Even cells are subject to peer pressure.
For years, scientists have studied cancer cells in depth to gain a better understanding of the disease. However, they are now finding out that the non-cancerous cell population near cancerous cells has a strong influence on the tumor trajectory. Sylvia Plevritis PhD, Stanford Medicine’s chair of the department of biomedical information science, said
“Not all cells in a tumor are cancer cells — they’re not even always the most dominant cell type,” . Plevritis, along with a group of researchers from Stanford Medicine’s department of biomedical data science have created a system they refer to as the “colocatome,” or co-locateome (pronounced “co-locate”). The nomenclature is based on the terminology used to describe other classes of molecules or aspects of human biology. For example, information about the genes and proteins are called the genome, metabolites the metabolome. The colocatome records the number and type of cancerous cells in their immediate surroundings. Gina Bouchard PhD, an instructor in biomedical information science, said
“We’ve been studying cancer cells for so long, but the picture is still incomplete,” . “Understanding tumor biology is not only about cancer cells; there’s a whole ecosystem that needs to be studied. Cancer cells need help to survive, to resist, to thrive and even sometimes to die.”
The study that describes the findings has been published last month in Nature Communications . Bouchard, the principal author is Plevritis.
Mapping Influence
The environment of cancer cells is surprisingly important. The behavior of the cancer cells can be affected by the type, quantity and location of the non-cancerous surrounding cells. This could result in a faster cell growth rate, a decreased susceptibility for drugs, or an increased metabolism. Bouchard stated that
“The questions we’re asking are very simple. We want to know who the neighbors are for each cell. Who likes whom? Who doesn’t like whom? It’s all about which cells tend to be together, and which ones are rarely found together,” . The cells that are attracted to each other can be described as “colocalizing” while the ones that repel each other appear to form “anti-colocalizations.” . These colocalizations, which are linked to cancer state — aggressiveness, resistance to drugs, and susceptibility to drug treatment — are then logged into the colocatome.

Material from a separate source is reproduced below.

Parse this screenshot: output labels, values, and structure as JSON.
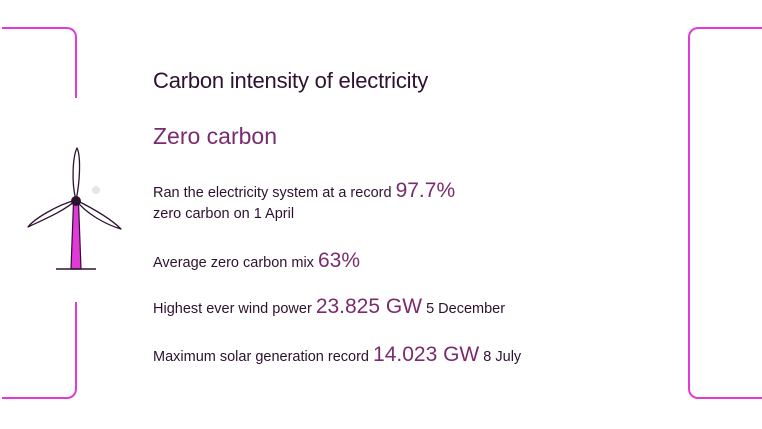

In the laboratory, the team created experimental lung cancer models, and then used artificial intelligent to analyse them. They identified non-cancerous cell and their organization within and around tumor cells. The colocalizations were compared with biopsies from tumors taken from patients. They confirmed, after mapping hundreds of configurations of cells, that most of the colocalizations observed in primary tumors of patients are also seen in experimental models. Bouchard said that this overlap was crucial. The models represent lung cancer accurately and are valuable. Plevritis’s research and that of others has shown strong interactions between cancer cells and fibroblasts, although the exact way fibroblasts work with cancerous cells remains unclear. Plevritis demonstrated in an experiment that lung cancers die after being treated with anti-tumor drugs that inhibit cell growth. When fibroblasts are added to the equation, the landscape literally changes. Plevritis studied the tumor models that had been treated and found that the cancer cells were left in roughly the same proportion as the fibroblasts. They had rearrange themselves. Plevritis is the William M. Hume professor at the School of Medicine. “It was like changing the furniture in the room, then finding the exits are blocked.”
New leads
The team hopes to uncover more spatial configurations to help doctors understand why certain cancers persist even after being treated. The researchers hope that the colocatome will provide valuable information to guide treatment for cancer patients. If, for example, a colocalization is associated with resistance to one drug, doctors can look for another. The researchers also hope that the maps of colocalization will help generate hypotheses for aspects of cancer biology which are still unclear. The team hopes to use AI as they gather more data to create maps and catalogs that correlate to various cell states in cancers. “Then we can begin to see whether certain spatial motifs are shared between cancer types, regardless of where they originate in the body. That could reveal universal rules of tumor behavior and guide the design of more broadly effective treatments,” Plevritis said. This research was conducted by a researcher at the University of Oxford. The National Institute of Health funded this study (grants R25CA180993, K99CA255586), as did Les Fonds de Recherche du Québec. Stanford University’s Department of Biomedical Data Sciences supported this work.